Incomee — 2017–2024

The simplest way for freelancers to send a proposal and get paid faster — designed, built, and grown by one person over seven years, until it was acquired in 2024.

7 years

Solo-built and run (2017–2024)

~1%

Annual churn

80–85

NPS

Acquired

by Cloudfloat (2024)

It started as a side project

In 2017 I had a full-time job and freelanced on the side. Getting paid was always the annoying part — and every tool that promised to fix it was a bloated all-in-one suite, stuffed with features to justify the subscription. I just wanted something simple: send a proposal, send an invoice, get paid faster. At the time I was working at a freelancer marketplace, so I wasn't only hearing my own frustration — I was surrounded by thousands of freelancers saying the same thing.

Incomee

The first idea was the wrong one

Incomee didn't begin as an invoicing tool. The first version was just a way to track payments across different clients. But the feedback kept pulling it elsewhere: people didn't really want to track money, they wanted to get it, sooner. So it became an invoicing tool, and then an invoicing-and-forecasting tool. Letting go of that original idea early — and following the users instead of my own attachment to it — was probably the most important decision I made.

Built end to end, solo

I designed Incomee and built it myself, front end and backend, on Bubble. Being the only person on the product meant every decision — from the data model to the empty states — was mine to get right and mine to fix. When Incomee was named Bubble's App of the Day, the traffic that followed turned a quiet side project into a real product with paying subscribers.

Incomee
Incomee

The product was the growth engine

I brought in contractors to help me explore marketing channels. Honestly, none of them took off — growth never came from a clever acquisition play. It came from the product itself: people stayed. Annual churn settled around 1%, and NPS sat between 80 and 85 — numbers that, for a solo-built tool, told me it was genuinely loved.

Incomee

The exit

In 2024, Cloudfloat acquired Incomee.
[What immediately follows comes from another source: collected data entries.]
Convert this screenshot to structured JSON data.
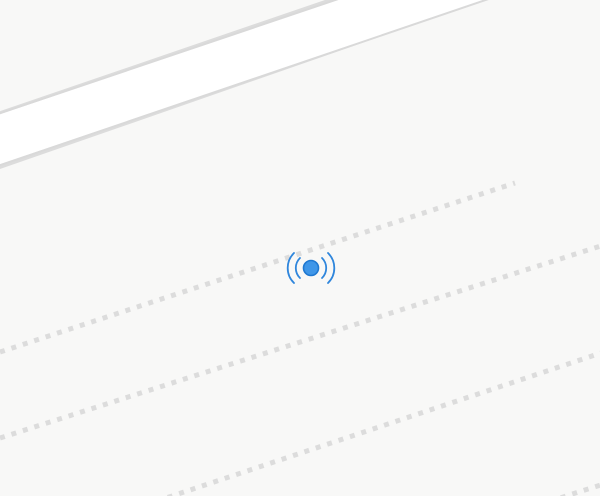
{
  "map": {
    "colors": {
      "background": "#f8f8f7",
      "road_fill": "#ffffff",
      "road_casing": "#dedede",
      "dotted_path": "#dcdcdc",
      "marker_fill": "#3f96e8",
      "marker_stroke": "#1f78d1",
      "signal_arcs": "#2f86dc"
    },
    "features": {
      "main_road": "road",
      "dotted_paths": [
        "dotted-path-1",
        "dotted-path-2",
        "dotted-path-3"
      ],
      "location_marker": "broadcast-location-icon"
    }
  }
}
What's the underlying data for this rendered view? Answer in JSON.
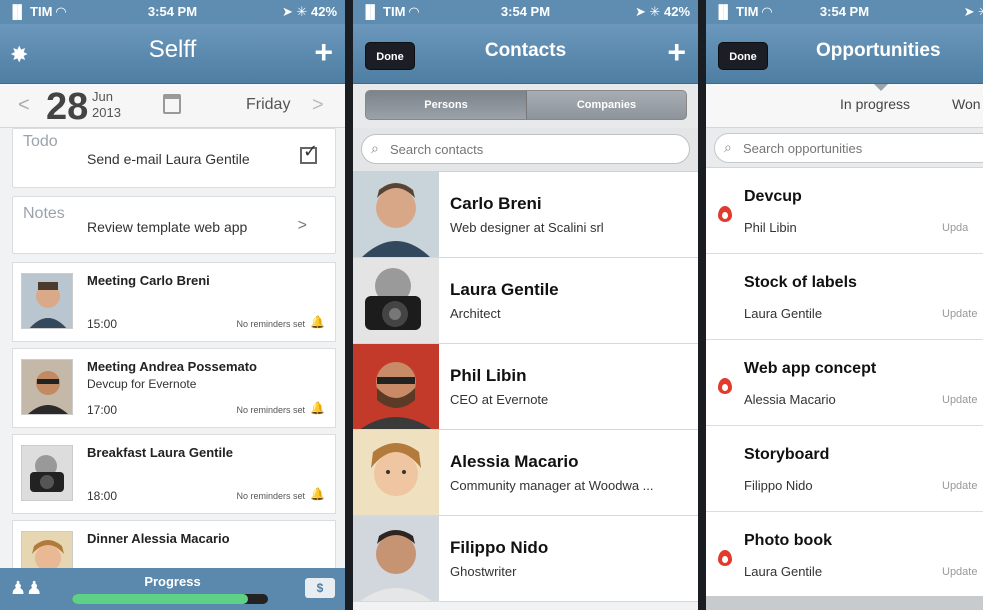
{
  "status": {
    "carrier": "▐▌ TIM ◠",
    "time": "3:54 PM",
    "battery_p1": "➤ ✳ 42%",
    "battery_p2": "➤ ✳ 42%",
    "battery_p3": "➤ ✳"
  },
  "selff": {
    "title": "Selff",
    "date": {
      "day": "28",
      "month": "Jun",
      "year": "2013",
      "weekday": "Friday"
    },
    "todo": {
      "label": "Todo",
      "text": "Send e-mail Laura Gentile"
    },
    "notes": {
      "label": "Notes",
      "text": "Review template web app"
    },
    "events": [
      {
        "title": "Meeting Carlo Breni",
        "subtitle": "",
        "time": "15:00",
        "reminder": "No reminders set"
      },
      {
        "title": "Meeting Andrea Possemato",
        "subtitle": "Devcup for Evernote",
        "time": "17:00",
        "reminder": "No reminders set"
      },
      {
        "title": "Breakfast Laura Gentile",
        "subtitle": "",
        "time": "18:00",
        "reminder": "No reminders set"
      },
      {
        "title": "Dinner Alessia Macario",
        "subtitle": "",
        "time": "",
        "reminder": ""
      }
    ],
    "bottom": {
      "progress_label": "Progress",
      "progress_value": 0.9,
      "dollar": "$"
    }
  },
  "contacts": {
    "done": "Done",
    "title": "Contacts",
    "segments": [
      "Persons",
      "Companies"
    ],
    "search_placeholder": "Search contacts",
    "list": [
      {
        "name": "Carlo Breni",
        "role": "Web designer at Scalini srl"
      },
      {
        "name": "Laura Gentile",
        "role": "Architect"
      },
      {
        "name": "Phil Libin",
        "role": "CEO at Evernote"
      },
      {
        "name": "Alessia Macario",
        "role": "Community manager at Woodwa ..."
      },
      {
        "name": "Filippo Nido",
        "role": "Ghostwriter"
      }
    ]
  },
  "opportunities": {
    "done": "Done",
    "title": "Opportunities",
    "filters": [
      "In progress",
      "Won"
    ],
    "search_placeholder": "Search opportunities",
    "list": [
      {
        "title": "Devcup",
        "owner": "Phil Libin",
        "updated": "Upda",
        "hot": true
      },
      {
        "title": "Stock of labels",
        "owner": "Laura Gentile",
        "updated": "Update",
        "hot": false
      },
      {
        "title": "Web app concept",
        "owner": "Alessia Macario",
        "updated": "Update",
        "hot": true
      },
      {
        "title": "Storyboard",
        "owner": "Filippo Nido",
        "updated": "Update",
        "hot": false
      },
      {
        "title": "Photo book",
        "owner": "Laura Gentile",
        "updated": "Update",
        "hot": true
      }
    ]
  },
  "colors": {
    "nav": "#5f8db1",
    "progress_fill": "#5fd186",
    "hot": "#e23b2e"
  }
}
What made it worth acquiring wasn't scale — it was a well-designed, distinctive invoicing product shaped entirely by user feedback, with a base that didn't churn. The fit was strategic: Incomee stays focused on freelancers, Cloudfloat focuses on small-to-large businesses, and Cloudfloat's financing and payment-terms infrastructure connects the two.

What I took from it

I started Incomee as a designer and front-end builder. I came out the other side having learned the parts I was missing — product strategy, and the business reality of running something on your own. That's the combination I carry now: I can design and ship a product, and reason about why it should exist and how it grows.